I want to note a couple of cases where this causes a problem that can't easily be worked around too.

I'm using phpMyAdmin 2.11.9.1. When I upgrade from one version of Drupal to another, I use it as root to copy over the entire db to a new fresh copy (from the Operations tab) and point the new installation to the new db. This makes it easy to revert back if needed, and don't need to worry about broken export files. I've used this method from D5.1 through D5.10 and it works very nicely.

Unfortunately this now breaks with D6. phpMyAdmin will copy the entire db up to the users table, and then error out with a duplicate record (uid 0 gets bumped to uid 1 in the new copy, and then it tries to insert the next record with uid 1 also). I have no known means to make it insert a NO_AUTO_VALUE_ON_ZERO setting (as there are no files exported or imported to edit) short of changing the *global* sql_mode for the entire server, not just the Drupal db. Which I'd rather not do of course as I have no idea what else that might affect.

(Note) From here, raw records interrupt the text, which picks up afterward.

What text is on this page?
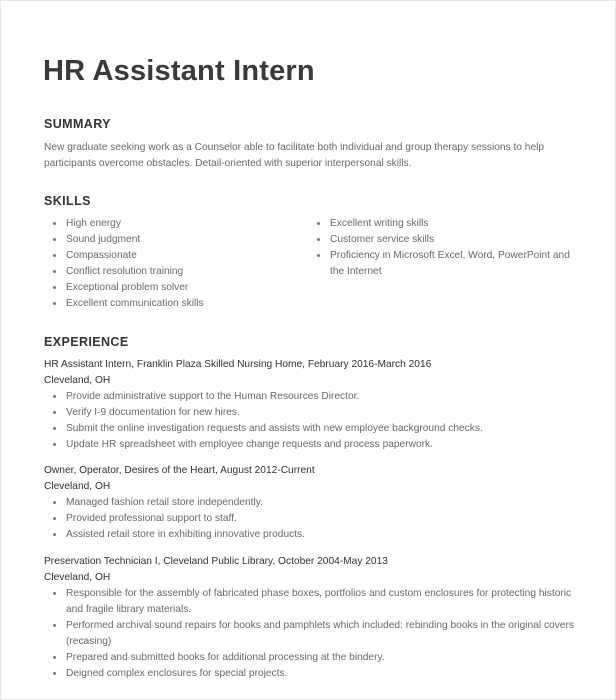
HR Assistant Intern
SUMMARY

New graduate seeking work as a Counselor able to facilitate both individual and group therapy sessions to help participants overcome obstacles. Detail-oriented with superior interpersonal skills.

SKILLS
High energy
Sound judgment
Compassionate
Conflict resolution training
Exceptional problem solver
Excellent communication skills
Excellent writing skills
Customer service skills
Proficiency in Microsoft Excel, Word, PowerPoint and the Internet
EXPERIENCE

HR Assistant Intern, Franklin Plaza Skilled Nursing Home, February 2016-March 2016

Cleveland, OH

Provide administrative support to the Human Resources Director.
Verify I-9 documentation for new hires.
Submit the online investigation requests and assists with new employee background checks.
Update HR spreadsheet with employee change requests and process paperwork.

Owner, Operator, Desires of the Heart, August 2012-Current

Cleveland, OH

Managed fashion retail store independently.
Provided professional support to staff.
Assisted retail store in exhibiting innovative products.

Preservation Technician I, Cleveland Public Library, October 2004-May 2013

Cleveland, OH

Responsible for the assembly of fabricated phase boxes, portfolios and custom enclosures for protecting historic and fragile library materials.
Performed archival sound repairs for books and pamphlets which included: rebinding books in the original covers (recasing)
Prepared and submitted books for additional processing at the bindery.
Deigned complex enclosures for special projects.
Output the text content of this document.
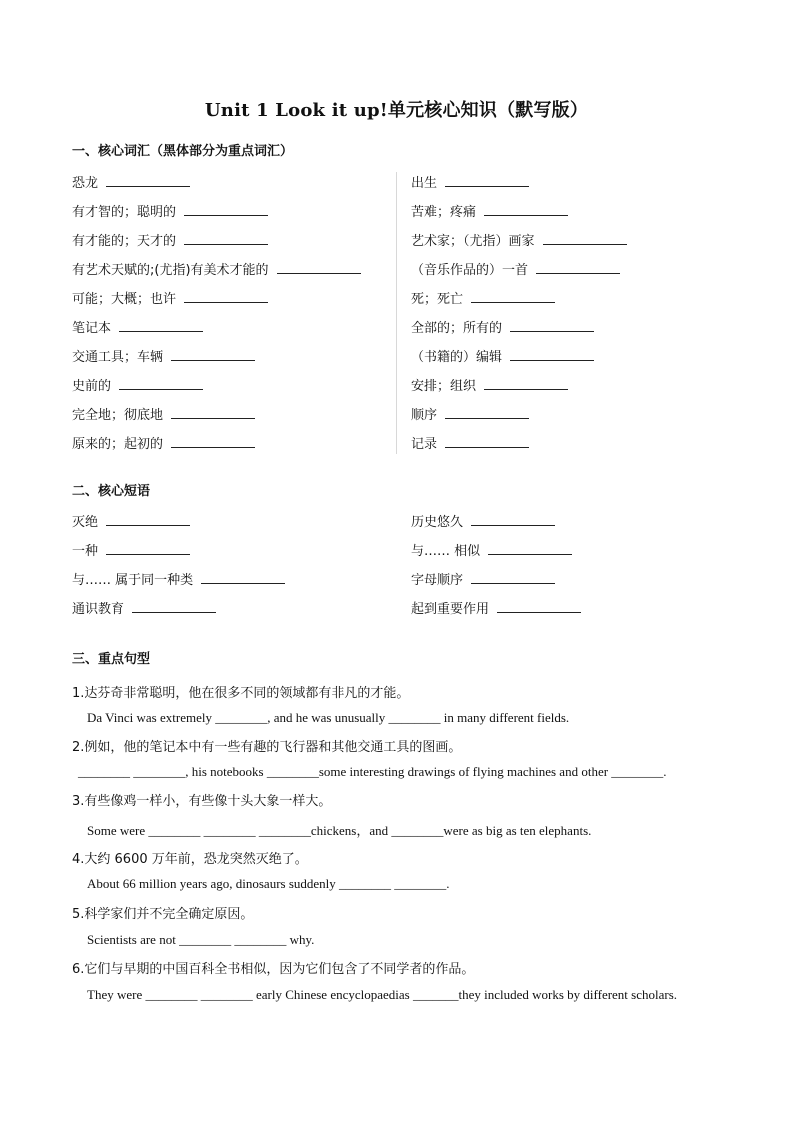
Unit 1 Look it up!单元核心知识（默写版）
一、核心词汇（黑体部分为重点词汇）
恐龙
有才智的；聪明的
有才能的；天才的
有艺术天赋的;(尤指)有美术才能的
可能；大概；也许
笔记本
交通工具；车辆
史前的
完全地；彻底地
原来的；起初的
出生
苦难；疼痛
艺术家；（尤指）画家
（音乐作品的）一首
死；死亡
全部的；所有的
（书籍的）编辑
安排；组织
顺序
记录
二、核心短语
灭绝
一种
与…… 属于同一种类
通识教育
历史悠久
与…… 相似
字母顺序
起到重要作用
三、重点句型
1.达芬奇非常聪明，他在很多不同的领域都有非凡的才能。
Da Vinci was extremely ________, and he was unusually ________ in many different fields.
2.例如，他的笔记本中有一些有趣的飞行器和其他交通工具的图画。
________ ________, his notebooks ________some interesting drawings of flying machines and other ________.
3.有些像鸡一样小，有些像十头大象一样大。
Some were ________ ________ ________chickens，and ________were as big as ten elephants.
4.大约 6600 万年前，恐龙突然灭绝了。
About 66 million years ago, dinosaurs suddenly ________ ________.
5.科学家们并不完全确定原因。
Scientists are not ________ ________ why.
6.它们与早期的中国百科全书相似，因为它们包含了不同学者的作品。
They were ________ ________ early Chinese encyclopaedias _______they included works by different scholars.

The other case is simply using phpMyAdmin in the same fashion, but copying just the users table on its own (to a new db or new table name) also produces the duplicate error.

For me, the work around I did meant that when I wanted to upgrade my test D6.4 site to D6.5, I ended up having to delete uid 0 from the users table so I could copy the db. It didn't seem to break anything, but I see from here there will be JOIN cases where that'll be an issue, so I'll insert it back in now.

Now if someone knows how to force phpMyAdmin to do NO_AUTO_VALUE_ON_ZERO on a full db copy, that'd probably solve my issue at least. My internet searches for a solution only find people doing exports and imports.

Though fundamentally, it seems like we shouldn't be having a key of 0 for a table with an auto-inc key.